Future AI should have the possibility of evolving neurodivergence rather than simply masking with alternate personalities. 

Plurality is not simply a safeguard against bias or an engine of efficiency, but also a key ingredient for intelligence itself. Instead of relying on building massive and expensive models with generalized capabilities, the future may lie in highly speciated models that can be composed and recomposed to produce an ongoing, self-reproducing form of model plurality. Rather than training and deploying individual models fully formed, the future could involve kitbashing and extending purpose-built models on-the-fly from specialized parts.  Interoperability is crucial; developing an efficient yet open-ended protocol for AI-to-AI communication could allow for a general interface and recombinatory possibility. Targeted and task-specific models would present a less daunting alignment problem for RLHF, for which decisions around rating standards and annotator pools could be transparent and precise. Rather than a strict division of privatized versus open-sourced, the interface protocols could allow for chimeric models that blend and blur the two. The wider ecosystem should have enough dark spots to lead to novel mutations yet enough common interface to transmit signals for reinterpretation between communicating components. Future AI should have the possibility of evolving neurodivergence rather than simply masking with alternate personalities. The goal is building not a single general intelligence alone, but rather the conditions for continuously producing vastly different forms of intelligence that nest and scaffold upon one another.

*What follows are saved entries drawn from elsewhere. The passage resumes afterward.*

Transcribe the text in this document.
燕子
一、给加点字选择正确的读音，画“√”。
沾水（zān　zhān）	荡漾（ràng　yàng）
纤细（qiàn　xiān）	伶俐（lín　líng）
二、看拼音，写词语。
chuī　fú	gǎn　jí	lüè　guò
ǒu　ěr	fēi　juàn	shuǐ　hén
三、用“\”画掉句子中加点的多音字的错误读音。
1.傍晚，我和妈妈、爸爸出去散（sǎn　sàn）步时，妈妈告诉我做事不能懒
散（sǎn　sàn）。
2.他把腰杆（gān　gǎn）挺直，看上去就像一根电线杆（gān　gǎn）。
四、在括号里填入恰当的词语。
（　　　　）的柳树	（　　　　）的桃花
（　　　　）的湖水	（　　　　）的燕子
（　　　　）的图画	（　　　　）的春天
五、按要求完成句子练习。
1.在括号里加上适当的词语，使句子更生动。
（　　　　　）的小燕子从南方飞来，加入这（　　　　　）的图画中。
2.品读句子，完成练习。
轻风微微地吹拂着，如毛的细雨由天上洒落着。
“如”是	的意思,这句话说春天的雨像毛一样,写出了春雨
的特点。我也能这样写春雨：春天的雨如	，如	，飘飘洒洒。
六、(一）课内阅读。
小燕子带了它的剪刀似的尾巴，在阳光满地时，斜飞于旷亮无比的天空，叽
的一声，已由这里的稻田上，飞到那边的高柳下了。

Reorienting machine learning research towards plurality may require continued experimental evidence that multiplicity—at any level of model development—rewards performance and capability. This endgame cannot be instantiated by any individual or institution alone. It will require rethinking the culture of research entirely, towards an ecosystem that supports speciation, collaboration, and recombination. It will require advances in cryptography and new protocols for model communication. It will require interaction between multiplicities at every level of model training. Less biased and more robust machine learning systems is perhaps only a side-quest for what a landscape of truly plural models could breed: a mutating, open-ended evolution of intelligence.